ACME, Wash. — The Oso landslide killed more than 40 people, and it raised questions about whether the slide-prone hill should have had a warning system.

Washington is full of dangerous hillsides, but few systems to get people out of harm's way.

There is one in the tiny Whatcom County town of Acme. Behind the town, a laser gauge watches Jones Creek during the rainiest months.

"If there's a sudden drop that's when it trips the gauge," said Holly Salkeld of Whatcom County Fire District 16.

A drop in the water level could mean a landslide blocks the creek upstream.

There are several unstable slopes above Acme. A slide could form a pond in a steep canyon. When it overflows, debris could come right down on the town.

"You're talking logs, boulders, everything could end up in the valley down here," said Battalion Chief Frank Hathaway.

He pushed for the system because there's no other way to know what's happening on the hillside.  The sensor pages fire commanders, who can warn the town of 200 with a siren and phone calls.

"It's easier to get people out than it is to rescue them," Hathaway said.

The gauge is run by the U.S. Geological Survey, the federal agency that studies landslides.

USGS hydrologist Rick LaHusen showed us the type of monitor placed on the Oso slide after the disaster.

LaHusen uses instruments in California for real-time monitoring of a landslide in the Sierras.  If scientists see warning signs, they can call the Highway Patrol to close the road below.

"Typically, things will start cracking and there's some incipient motion before they break free and go catastrophic," LaHusen said.

That early movement is how landslides can be predicted.

"You can't take a very, very large mass of earth and accelerate it from zero to 60 mph instantaneously," LaHusen said. "It's got to have some kind of acceleration period."

Although monitoring technology exists, it's rarely used in this country.
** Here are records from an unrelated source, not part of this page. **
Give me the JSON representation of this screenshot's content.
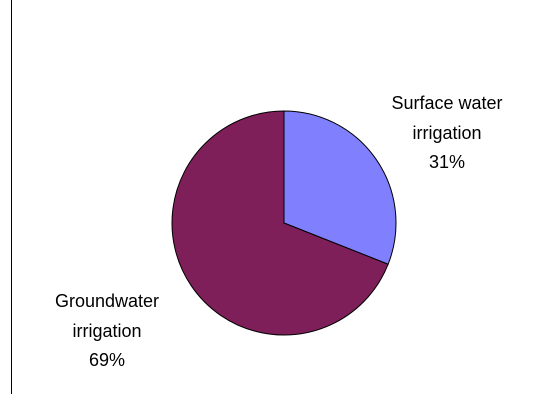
{
  "chart_data": {
    "type": "pie",
    "title": "",
    "slices": [
      {
        "label_lines": [
          "Surface water",
          "irrigation"
        ],
        "percent_label": "31%",
        "value": 31,
        "color": "#8080FF"
      },
      {
        "label_lines": [
          "Groundwater",
          "irrigation"
        ],
        "percent_label": "69%",
        "value": 69,
        "color": "#7F1F5A"
      }
    ],
    "start_angle_deg": 0,
    "direction": "clockwise",
    "legend": "none",
    "data_labels": "outside"
  }
}
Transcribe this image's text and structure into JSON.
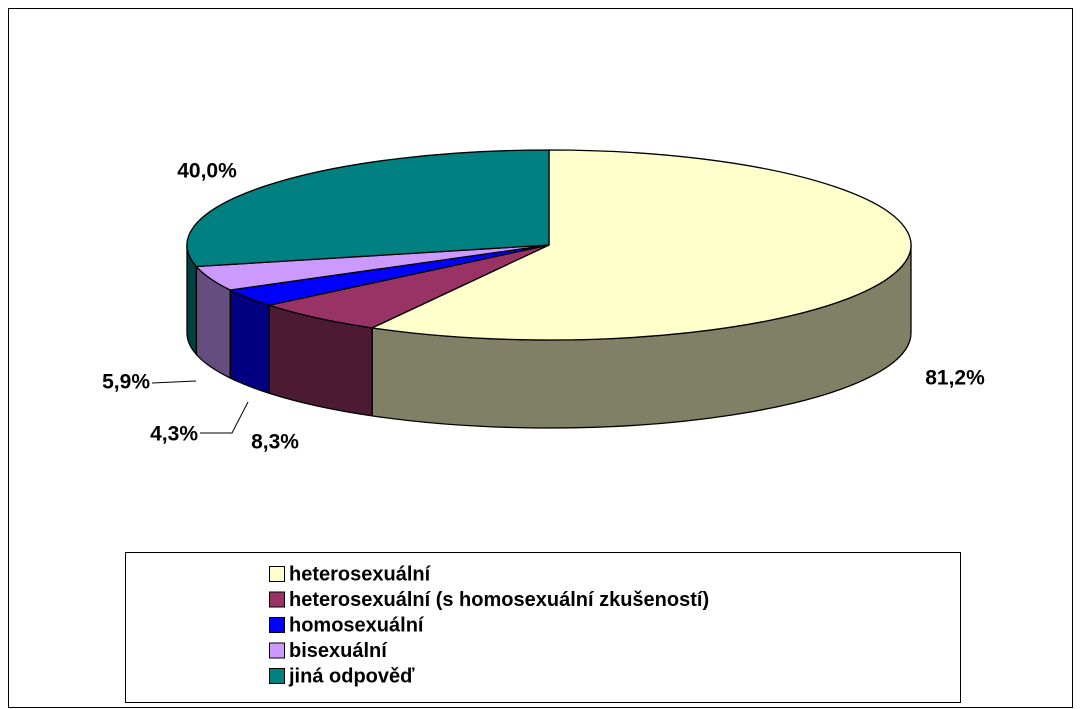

There are lots of hillsides with landslide potential, but monitors only work if give they can people a meaningful warning.

And then, there's the money.  The entire nationwide USGS budget for landslide monitoring is just $3.5 million.

The agency's focus is researching slides, not providing warnings.

The Washington State Department of Transportation currently monitors as many as 15 slides near highways and up to 40 more on an as-needed basis.

As for the rest of the 3,300 hazardous slopes in the state database, WSDOT relies on passing maintenance crews to notice signs of trouble.

WSDOT had been monitoring a slide on the other side of State Route 530 in Oso.

But the hill that actually gave way was not in the state database, because it was more than a mile from the highway now buried in debris.